Corn imports were 29 million bushels in 2011-12 and are projected at 100 million bushels in 2012-13, according to the USDA. Kohli is anticipating prices on old-crop corn to be $7.40-$7.60, with new-crop corn about $5.25. “It’s two markets,” he said. “It’s like apples and oranges.”

Cavanaugh and Kohli spoke Jan. 15, the first day of the Fort Wayne Farm Show. The USDA’s crop report, which was released Jan. 11, showed a 4 percent increase in harvested corn acreage from 2011 to 2012, and a 16 percent drop in yield, to 123.4 bushels an acre. Corn production was down nearly 13 percent, to 10.8 billion bushels.
Cavanaugh and Kohli cautioned that some numbers may change when USDA releases its March reports. For example, the Jan. 11 report showed feed usage up 12 percent from November, but an earlier-than-normal harvest last year because of dry weather may have influenced those numbers, Kohli said. “Because (livestock producers) were feeding the new crop earlier, that made the feed usage numbers appear to be up,” he said. “Feed usage is a big question. Overall, the numbers are still way below a year ago.”
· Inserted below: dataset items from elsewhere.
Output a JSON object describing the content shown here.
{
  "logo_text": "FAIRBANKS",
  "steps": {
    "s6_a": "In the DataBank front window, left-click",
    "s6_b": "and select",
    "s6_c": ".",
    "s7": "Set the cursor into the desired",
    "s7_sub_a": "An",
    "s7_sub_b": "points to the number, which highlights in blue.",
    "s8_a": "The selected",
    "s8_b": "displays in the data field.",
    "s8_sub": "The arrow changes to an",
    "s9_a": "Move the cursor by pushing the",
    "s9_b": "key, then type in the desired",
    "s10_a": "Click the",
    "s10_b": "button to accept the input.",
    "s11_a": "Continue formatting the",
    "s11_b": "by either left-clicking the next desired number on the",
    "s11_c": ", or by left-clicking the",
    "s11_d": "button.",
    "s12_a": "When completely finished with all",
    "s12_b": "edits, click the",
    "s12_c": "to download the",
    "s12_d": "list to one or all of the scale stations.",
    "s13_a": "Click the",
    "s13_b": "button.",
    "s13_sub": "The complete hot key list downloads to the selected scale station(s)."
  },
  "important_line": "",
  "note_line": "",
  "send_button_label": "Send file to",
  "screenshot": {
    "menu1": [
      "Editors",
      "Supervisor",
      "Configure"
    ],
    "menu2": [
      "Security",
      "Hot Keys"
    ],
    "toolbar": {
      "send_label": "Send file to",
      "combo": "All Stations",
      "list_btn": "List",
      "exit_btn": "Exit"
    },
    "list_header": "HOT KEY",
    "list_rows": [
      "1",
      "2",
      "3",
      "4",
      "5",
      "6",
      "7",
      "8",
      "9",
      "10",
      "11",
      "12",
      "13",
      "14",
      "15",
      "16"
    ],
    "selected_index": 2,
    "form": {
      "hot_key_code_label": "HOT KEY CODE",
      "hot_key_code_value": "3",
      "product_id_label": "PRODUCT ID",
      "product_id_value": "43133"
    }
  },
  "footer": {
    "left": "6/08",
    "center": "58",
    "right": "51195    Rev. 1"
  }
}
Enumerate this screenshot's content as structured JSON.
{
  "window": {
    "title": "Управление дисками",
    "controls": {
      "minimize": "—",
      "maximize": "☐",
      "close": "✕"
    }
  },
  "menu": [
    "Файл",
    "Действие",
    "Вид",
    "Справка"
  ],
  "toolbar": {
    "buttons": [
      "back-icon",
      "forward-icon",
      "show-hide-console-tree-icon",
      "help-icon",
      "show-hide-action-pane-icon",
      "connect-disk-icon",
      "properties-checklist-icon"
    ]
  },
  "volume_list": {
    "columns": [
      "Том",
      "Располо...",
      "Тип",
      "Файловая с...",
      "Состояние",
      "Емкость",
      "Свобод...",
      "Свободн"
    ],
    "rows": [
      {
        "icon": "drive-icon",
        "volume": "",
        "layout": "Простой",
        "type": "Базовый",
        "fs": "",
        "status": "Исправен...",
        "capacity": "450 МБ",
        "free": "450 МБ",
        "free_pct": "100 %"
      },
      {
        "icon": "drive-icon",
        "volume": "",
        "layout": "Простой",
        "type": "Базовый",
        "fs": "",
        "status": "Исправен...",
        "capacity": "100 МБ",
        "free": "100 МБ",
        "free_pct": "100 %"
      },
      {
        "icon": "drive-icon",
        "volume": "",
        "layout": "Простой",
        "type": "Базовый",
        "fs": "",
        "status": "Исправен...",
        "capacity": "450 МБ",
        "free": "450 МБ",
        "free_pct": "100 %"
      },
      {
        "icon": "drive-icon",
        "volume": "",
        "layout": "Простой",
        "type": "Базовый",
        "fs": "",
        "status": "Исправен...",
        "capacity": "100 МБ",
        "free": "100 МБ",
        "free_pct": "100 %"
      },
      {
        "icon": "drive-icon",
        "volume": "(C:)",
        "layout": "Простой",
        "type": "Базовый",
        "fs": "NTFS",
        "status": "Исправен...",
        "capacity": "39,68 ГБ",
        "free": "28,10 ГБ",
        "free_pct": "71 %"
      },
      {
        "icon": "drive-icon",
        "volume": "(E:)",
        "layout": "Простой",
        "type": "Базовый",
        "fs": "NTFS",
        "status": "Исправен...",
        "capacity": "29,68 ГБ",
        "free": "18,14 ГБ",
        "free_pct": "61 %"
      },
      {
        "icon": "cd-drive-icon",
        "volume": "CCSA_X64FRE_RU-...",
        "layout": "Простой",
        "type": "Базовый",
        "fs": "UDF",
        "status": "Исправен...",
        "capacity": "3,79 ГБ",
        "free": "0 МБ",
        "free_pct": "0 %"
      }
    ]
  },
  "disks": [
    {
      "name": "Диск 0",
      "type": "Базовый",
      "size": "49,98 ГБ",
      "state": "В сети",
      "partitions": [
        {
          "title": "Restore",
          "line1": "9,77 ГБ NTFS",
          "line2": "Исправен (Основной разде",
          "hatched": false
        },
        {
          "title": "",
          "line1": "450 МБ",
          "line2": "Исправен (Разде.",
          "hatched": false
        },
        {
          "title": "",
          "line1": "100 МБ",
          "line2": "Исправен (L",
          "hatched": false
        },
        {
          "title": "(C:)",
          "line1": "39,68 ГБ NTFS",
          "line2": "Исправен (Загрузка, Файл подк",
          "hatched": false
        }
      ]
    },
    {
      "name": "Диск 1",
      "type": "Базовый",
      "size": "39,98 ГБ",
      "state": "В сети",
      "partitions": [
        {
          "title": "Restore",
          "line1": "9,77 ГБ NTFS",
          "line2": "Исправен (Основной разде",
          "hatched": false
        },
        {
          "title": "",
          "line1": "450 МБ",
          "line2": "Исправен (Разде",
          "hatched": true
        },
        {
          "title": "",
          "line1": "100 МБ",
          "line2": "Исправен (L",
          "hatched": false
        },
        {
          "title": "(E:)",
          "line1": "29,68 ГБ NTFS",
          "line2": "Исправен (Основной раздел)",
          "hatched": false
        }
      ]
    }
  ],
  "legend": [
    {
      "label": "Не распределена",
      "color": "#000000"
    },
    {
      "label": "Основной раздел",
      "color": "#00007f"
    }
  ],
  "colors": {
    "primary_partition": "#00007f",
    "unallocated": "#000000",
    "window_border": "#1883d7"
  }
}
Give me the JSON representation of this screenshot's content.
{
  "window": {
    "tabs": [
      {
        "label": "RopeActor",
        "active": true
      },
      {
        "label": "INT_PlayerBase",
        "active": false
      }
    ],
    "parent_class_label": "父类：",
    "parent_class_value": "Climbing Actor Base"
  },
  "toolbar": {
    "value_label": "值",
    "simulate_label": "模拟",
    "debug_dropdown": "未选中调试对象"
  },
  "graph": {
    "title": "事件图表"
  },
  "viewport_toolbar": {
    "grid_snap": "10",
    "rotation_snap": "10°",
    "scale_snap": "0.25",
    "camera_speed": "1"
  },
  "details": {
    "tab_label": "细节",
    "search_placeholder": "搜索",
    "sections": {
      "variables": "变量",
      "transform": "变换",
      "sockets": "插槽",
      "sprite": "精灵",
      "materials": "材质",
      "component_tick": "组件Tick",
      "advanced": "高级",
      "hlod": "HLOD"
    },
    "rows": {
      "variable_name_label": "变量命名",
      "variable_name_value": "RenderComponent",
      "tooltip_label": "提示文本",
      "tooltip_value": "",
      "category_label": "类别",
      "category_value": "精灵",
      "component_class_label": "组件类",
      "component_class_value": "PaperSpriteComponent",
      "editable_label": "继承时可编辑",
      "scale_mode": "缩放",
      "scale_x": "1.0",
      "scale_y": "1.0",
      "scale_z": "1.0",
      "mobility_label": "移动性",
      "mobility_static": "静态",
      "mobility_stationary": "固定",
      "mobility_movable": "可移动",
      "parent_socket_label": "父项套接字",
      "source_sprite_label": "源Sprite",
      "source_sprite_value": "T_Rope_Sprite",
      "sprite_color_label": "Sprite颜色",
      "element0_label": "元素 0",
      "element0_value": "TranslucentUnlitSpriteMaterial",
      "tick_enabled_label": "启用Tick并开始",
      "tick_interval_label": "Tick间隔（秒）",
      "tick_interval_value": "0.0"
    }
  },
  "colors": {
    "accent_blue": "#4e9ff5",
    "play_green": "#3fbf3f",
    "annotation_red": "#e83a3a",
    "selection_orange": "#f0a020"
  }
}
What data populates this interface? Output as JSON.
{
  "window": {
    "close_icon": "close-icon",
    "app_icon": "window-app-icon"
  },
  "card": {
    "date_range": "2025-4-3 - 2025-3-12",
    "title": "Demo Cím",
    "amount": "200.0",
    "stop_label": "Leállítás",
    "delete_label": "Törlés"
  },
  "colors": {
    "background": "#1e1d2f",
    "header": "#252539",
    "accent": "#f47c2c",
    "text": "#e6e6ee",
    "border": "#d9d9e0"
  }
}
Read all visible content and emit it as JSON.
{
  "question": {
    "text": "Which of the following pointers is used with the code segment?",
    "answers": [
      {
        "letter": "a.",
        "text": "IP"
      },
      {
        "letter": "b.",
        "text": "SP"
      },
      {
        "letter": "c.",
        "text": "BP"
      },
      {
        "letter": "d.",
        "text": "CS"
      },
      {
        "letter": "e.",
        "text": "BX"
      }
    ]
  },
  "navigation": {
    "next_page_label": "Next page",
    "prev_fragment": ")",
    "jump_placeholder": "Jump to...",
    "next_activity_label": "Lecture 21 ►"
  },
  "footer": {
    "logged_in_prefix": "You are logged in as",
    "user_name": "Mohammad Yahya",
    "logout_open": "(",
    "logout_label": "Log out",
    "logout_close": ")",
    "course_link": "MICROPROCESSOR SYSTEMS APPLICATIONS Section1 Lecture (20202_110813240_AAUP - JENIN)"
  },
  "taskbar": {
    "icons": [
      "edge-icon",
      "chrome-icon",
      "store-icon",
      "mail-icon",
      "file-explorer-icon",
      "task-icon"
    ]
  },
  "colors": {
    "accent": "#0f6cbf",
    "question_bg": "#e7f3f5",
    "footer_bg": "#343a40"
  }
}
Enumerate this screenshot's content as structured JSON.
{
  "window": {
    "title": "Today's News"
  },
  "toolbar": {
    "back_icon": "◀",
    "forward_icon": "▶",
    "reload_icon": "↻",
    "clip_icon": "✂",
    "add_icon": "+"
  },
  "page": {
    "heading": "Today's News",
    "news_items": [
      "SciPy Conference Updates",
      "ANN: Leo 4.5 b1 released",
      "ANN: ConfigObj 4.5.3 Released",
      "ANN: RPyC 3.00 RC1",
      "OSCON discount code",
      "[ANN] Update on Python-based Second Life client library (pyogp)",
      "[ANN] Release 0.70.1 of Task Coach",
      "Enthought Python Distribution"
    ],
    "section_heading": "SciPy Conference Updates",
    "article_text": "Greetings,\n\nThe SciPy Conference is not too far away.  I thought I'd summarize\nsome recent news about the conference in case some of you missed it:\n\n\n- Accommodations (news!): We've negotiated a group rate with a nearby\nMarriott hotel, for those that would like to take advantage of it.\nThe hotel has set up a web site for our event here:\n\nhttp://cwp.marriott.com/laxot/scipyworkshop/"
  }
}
A record amount of corn was harvested in the United States in August, Cavanaugh noted. “It’s hard to determine true stocks numbers in December,” he said. “There’s a lot of concern we may show the feed usage numbers are distorted. There’s a concern we could offset bullish numbers now with a bearish report in March.”
While there was a great deal of anticipation for the report before it was released, Cavanaugh admitted “it raises a lot of questions. There’s more confusion now than there was before it came out.”
For soybeans, rainfall at the right time in August rescued the crop in many areas of the Midwest, Kohli said. According to the USDA, the nation’s crop was down nearly 3 percent from 2011 to 2012, to 3.015 billion bushels.

Harvested acres were up 3.2 percent, while yields dropped from 41.9 bushels an acre in 2011 to 39.6 bushels last year.
Stocks as of Dec. 1 were 1.96 billion bushels, down 17 percent from a year ago. South America’s soybean crop has gotten off to a good start and weather there will affect prices U.S. farmers see for soybeans, Cavanaugh said.

“We’ll be transitioning from very tight supplies to plentiful supplies, depending on the weather,” he explained. “The next six weeks are critical for South American weather. If they come through (with a good crop), that will be a price damper, a hammer over the market.”